## Lesson 10: Correlation and Scatterplots

#### Objectives

- Calculate correlation coefficients.
- Test the significance of correlation coefficients.
- Construct a scatterplot.
- Edit features of the scatterplot.

#### Overview

In correlational research, there is no experimental manipulation. Rather, we measure variables in their natural state. Instead of independent and dependent variables, it is useful to think of predictors and criteria. In bivariate (two-variable) correlation, we are assessing the degree of linear relationship between a predictor, *X*, and a criterion, *Y*. In multiple regression, we are assessing the degree of relationship between a linear combination of two or more predictors, *X*_{1}, *X*_{2}, ...*X*_{k}, and a criterion, *Y*. We will address correlation in the bivariate case in Lesson 10, linear regression in the bivariate case in Lesson 11, and multiple regression and correlation in Lesson 12.

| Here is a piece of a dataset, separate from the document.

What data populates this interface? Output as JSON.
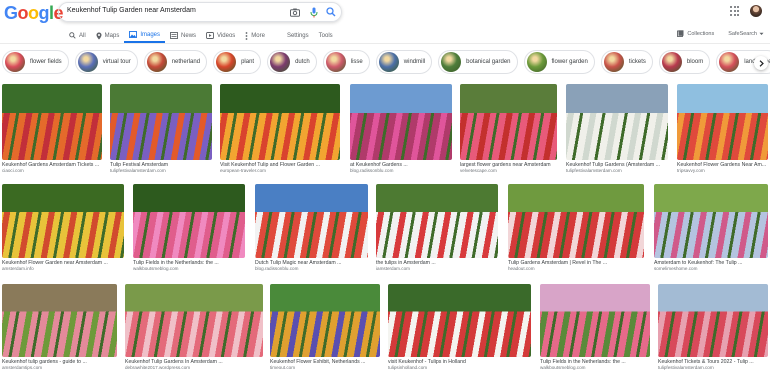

The Pearson product moment correlation coefficient summarizes and quantifies the relationship between two variables in a single number. This number can range from -1 representing a perfect negative or inverse relationship to 0 representing no relationship or complete independence to +1 representing a perfect positive or direct relationship. When we calculate a correlation coefficient from sample data, we will need to determine whether the obtained correlation is significantly different from zero. We will also want to produce a scatterplot or scatter diagram to examine the nature of the relationship. Sometimes the correlation is low not because of a lack of relationship, but because of a lack of linear relationship. In such cases, examining the scatterplot will assist in determining whether a relationship may be nonlinear.

#### Example Data

Suppose that you have collected questionnaire responses to five questions concerning dormitory conditions from 10 college freshmen. (Normally you would like to have a larger sample, but the small sample in this case is useful for illustration.) The questionnaire assesses the students' level of satisfaction with noise, furniture, study area, safety, and privacy. Assume that you have also assessed the students' family income level, and you would like to test the hypothesis that satisfaction with the college living environment is related to wealth (family income).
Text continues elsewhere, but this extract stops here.